A spokeswoman for Condé Nast International confirmed the details of the memo.

As part of the reorganization, the firm’s international talent department will cease to operate, with Thomas Bucaille, director of talent since January 2013, to leave the company. Bucaille joined the firm from Christian Dior Couture, where he had served as worldwide human resources director since 2005. Newhouse said that during his tenure, Bucaille had “raised the level of professionalism in human resources throughout the organization.” Now, human resources and recruitment at Condé Nast International will be the responsibility of Condé Nast’s individual country operations, with Condé Nast International management providing guidance as needed.

In addition, the firm will combine the activities of its Paris-based brand-development department and its London-based new-markets department into one department in London. The new department will be under the direction of Karina Dobrotvorskaya, who will take the title of president, Condé Nast new markets, and editorial director, brand development. Dobrotvorskaya was previously head of brand development.

Carol Cornuau, the current president of Condé Nast new markets, a role she has held since 2010, will leave the firm. Cornuau originally joined Condé Nast International in 1998 and has overseen international launches such as Vogue in Turkey and Ukraine as well as GQ and Glamour in Brazil.

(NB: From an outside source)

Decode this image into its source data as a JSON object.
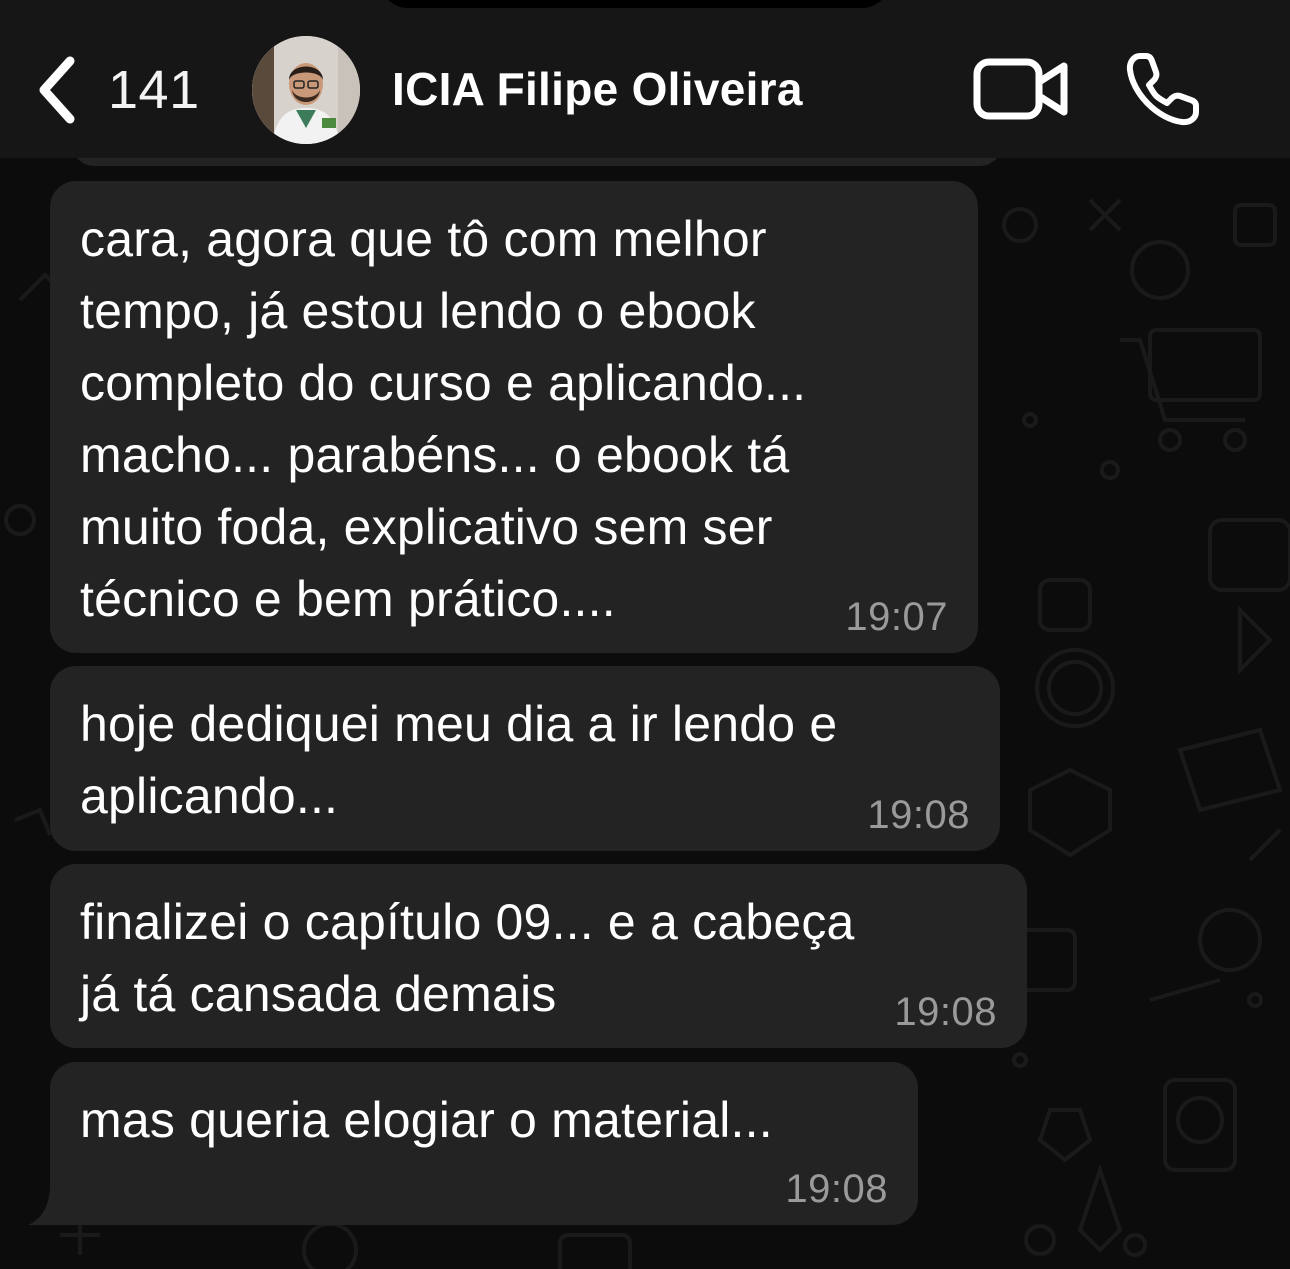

Newhouse described Cornuau as “an effective, results-getting leader.”

Newhouse said the decision to consolidate brand development and new markets came as a result of the publisher having expanded its brands into the majority of their potential markets, “leaving less scope for future growth,” adding, “The organizational structure is changing in order to adapt to this reality.”

Newhouse also included in the memo that “it is with sadness that the organization bids farewell to Thomas and Carol,” noting their “important contributions to the success of Condé Nast International.”